To perform a load test, Balter creates many instances of a Scenario and runs them in parallel. It then keeps track of statistical information around the Transactions, and is able to rate-limit outgoing transactions, increase concurrency, distribute the work to other machines, etc.

Transactions

A Transaction is a single request to your service. A Transaction is the way Balter measures the number and timing of requests being made to the service, as well as the error rate and success rate. These are used to make various scaling decisions.

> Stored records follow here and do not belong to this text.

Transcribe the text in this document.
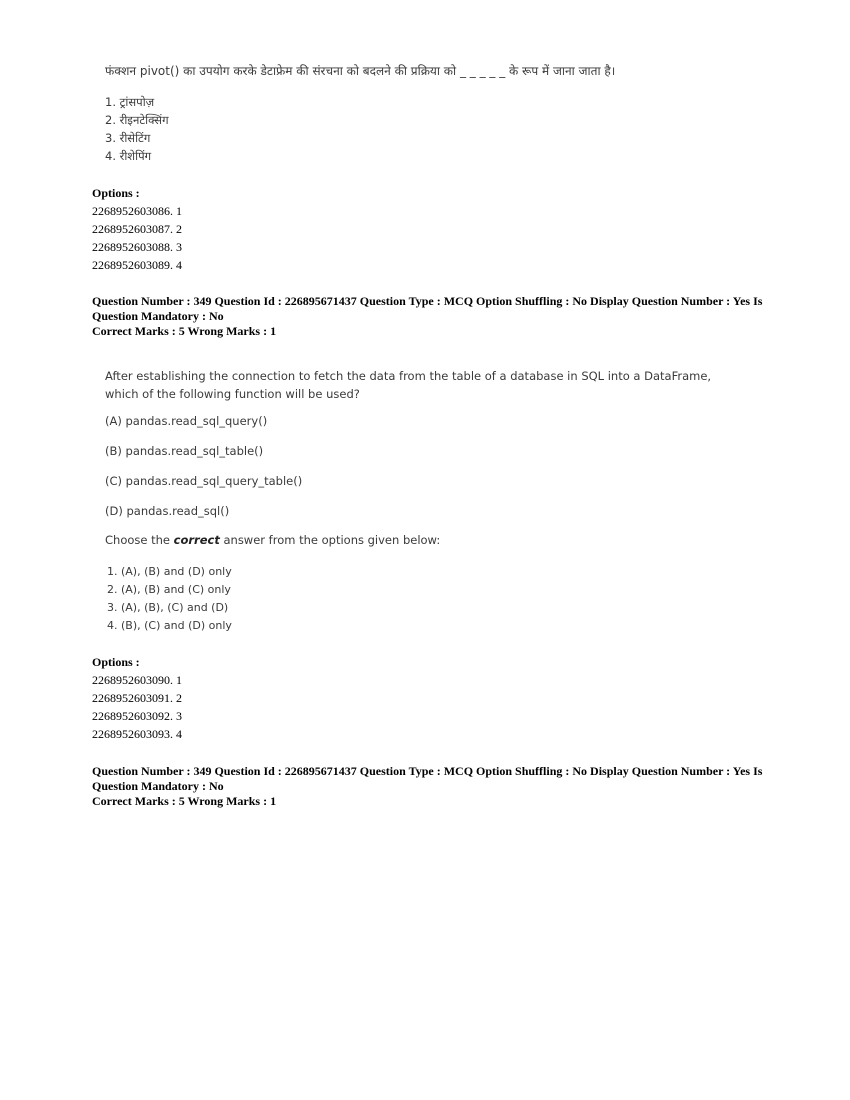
फंक्शन pivot() का उपयोग करके डेटाफ्रेम की संरचना को बदलने की प्रक्रिया को _ _ _ _ _ के रूप में जाना जाता है।
1. ट्रांसपोज़
2. रीइनटेक्सिंग
3. रीसेटिंग
4. रीशेपिंग
Options :
2268952603086. 1
2268952603087. 2
2268952603088. 3
2268952603089. 4
Question Number : 349 Question Id : 226895671437 Question Type : MCQ Option Shuffling : No Display Question Number : Yes Is
Question Mandatory : No
Correct Marks : 5 Wrong Marks : 1
After establishing the connection to fetch the data from the table of a database in SQL into a DataFrame, which of the following function will be used?
(A) pandas.read_sql_query()
(B) pandas.read_sql_table()
(C) pandas.read_sql_query_table()
(D) pandas.read_sql()
Choose the correct answer from the options given below:
1. (A), (B) and (D) only
2. (A), (B) and (C) only
3. (A), (B), (C) and (D)
4. (B), (C) and (D) only
Options :
2268952603090. 1
2268952603091. 2
2268952603092. 3
2268952603093. 4
Question Number : 349 Question Id : 226895671437 Question Type : MCQ Option Shuffling : No Display Question Number : Yes Is
Question Mandatory : No
Correct Marks : 5 Wrong Marks : 1
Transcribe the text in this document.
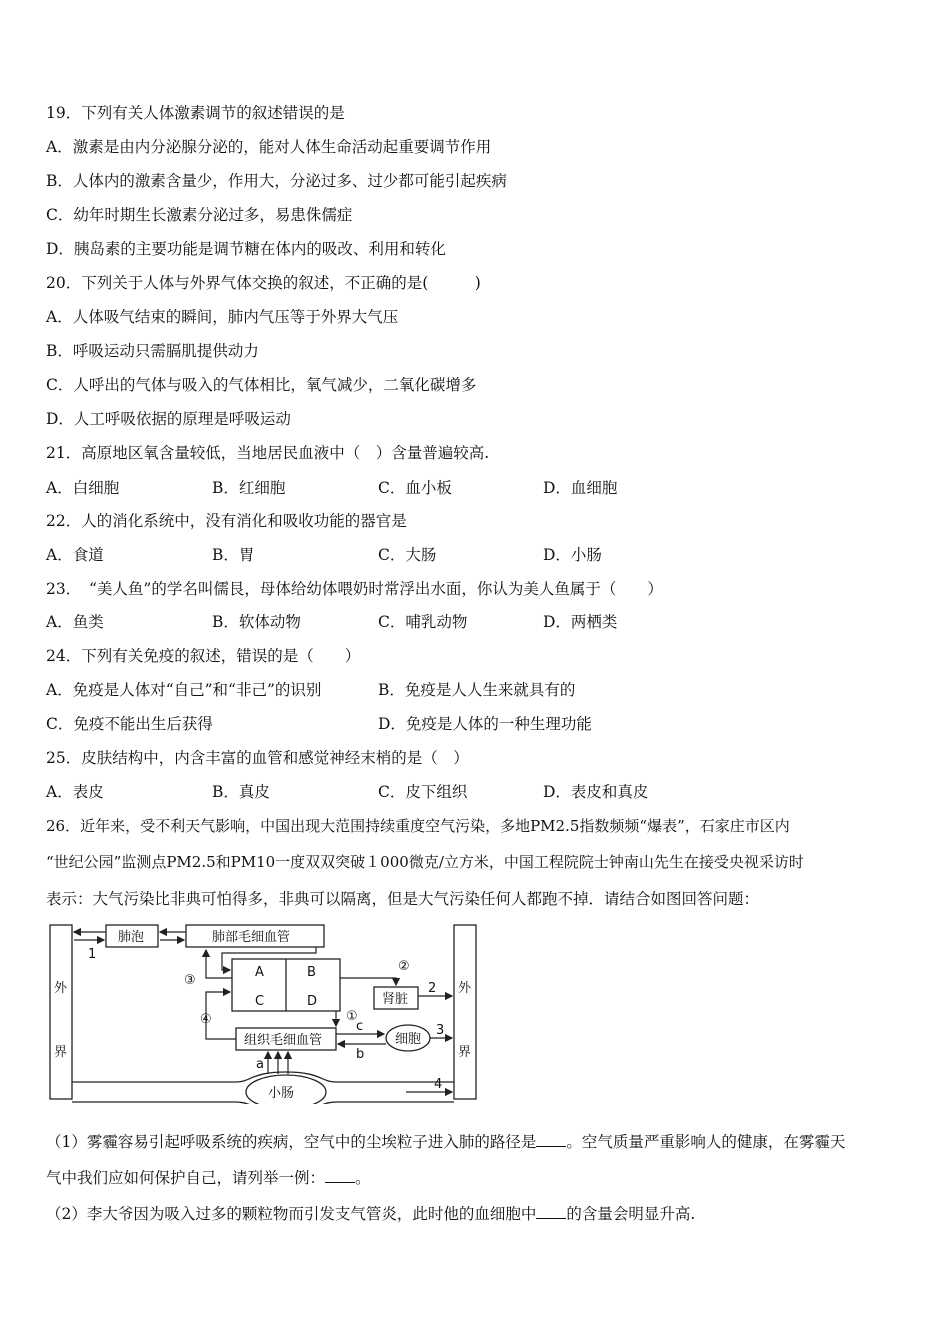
19．下列有关人体激素调节的叙述错误的是
A．激素是由内分泌腺分泌的，能对人体生命活动起重要调节作用
B．人体内的激素含量少，作用大，分泌过多、过少都可能引起疾病
C．幼年时期生长激素分泌过多，易患侏儒症
D．胰岛素的主要功能是调节糖在体内的吸改、利用和转化
20．下列关于人体与外界气体交换的叙述，不正确的是(　　　)
A．人体吸气结束的瞬间，肺内气压等于外界大气压
B．呼吸运动只需膈肌提供动力
C．人呼出的气体与吸入的气体相比，氧气减少，二氧化碳增多
D．人工呼吸依据的原理是呼吸运动
21．高原地区氧含量较低，当地居民血液中（　）含量普遍较高.
A．白细胞	B．红细胞	C．血小板	D．血细胞
22．人的消化系统中，没有消化和吸收功能的器官是
A．食道	B．胃	C．大肠	D．小肠
23．　“美人鱼”的学名叫儒艮，母体给幼体喂奶时常浮出水面，你认为美人鱼属于（　　）
A．鱼类	B．软体动物	C．哺乳动物	D．两栖类
24．下列有关免疫的叙述，错误的是（　　）
A．免疫是人体对“自己”和“非己”的识别	B．免疫是人人生来就具有的
C．免疫不能出生后获得	D．免疫是人体的一种生理功能
25．皮肤结构中，内含丰富的血管和感觉神经末梢的是（　）
A．表皮	B．真皮	C．皮下组织	D．表皮和真皮
26．近年来，受不利天气影响，中国出现大范围持续重度空气污染，多地PM2.5指数频频“爆表”，石家庄市区内
“世纪公园”监测点PM2.5和PM10一度双双突破１000微克/立方米，中国工程院院士钟南山先生在接受央视采访时
表示：大气污染比非典可怕得多，非典可以隔离，但是大气污染任何人都跑不掉．请结合如图回答问题：
外
界
外
界
肺泡	肺部毛细血管
A	B
C	D	肾脏
组织毛细血管	细胞
小肠
1
2
3
4
①
②
③
④
a
b
c
（1）雾霾容易引起呼吸系统的疾病，空气中的尘埃粒子进入肺的路径是 。空气质量严重影响人的健康，在雾霾天
气中我们应如何保护自己，请列举一例： 。
（2）李大爷因为吸入过多的颗粒物而引发支气管炎，此时他的血细胞中 的含量会明显升高.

You denote a Transaction with the #[transaction] macro. Currently Balter only supports Transactions which are async functions with any number of arguments that return a Result<T, E>(Issue #7 )

#[transaction]
async fn foo(client: &Client) -> Result<(), Error> {
    ...
}

#[transaction]
async fn bar(client: &Client, val: &Val) -> Result<u32, Error> {
    ...
}

NOTE: Balter keeps track of the error rate by checking if the Result is Ok() or Err(), so if you are using something like reqwest, you will likely want to match on the Response to ensure errors are propagated correctly:

// Issue: This will only have an error on certain network failures.
#[transaction]
async fn foo(client: &Client) -> Result<(), Error> {
    let res = client.post(MY_URL)
        .json(..)
        .send()?
        .await;

    Ok(())
}

// Solution: Check the response to return an Error if its not 2XX.
#[transaction]
async fn foo(client: &Client) -> Result<(), Error> {
    let res = client.post(MY_URL)
        .json(..)
        .send()?
        .await;

    if res.status.is_success() {
        Ok(())
    } else {
        Err(Error::FailedTransaction)
    }
}

Current Restrictions

#[transaction] can only be used on functions which return a Result<T, E> ( Issue #7 )

Scenarios

A Scenario is a function which calls any number of Transactions, either directly or indirectly. They contain the logic for the load test you want to run against your service.

A Scenario is denoted with the #[scenario] macro. Currently, a Scenario must be a function which takes no arguments and returns no argument (Issue #1 ).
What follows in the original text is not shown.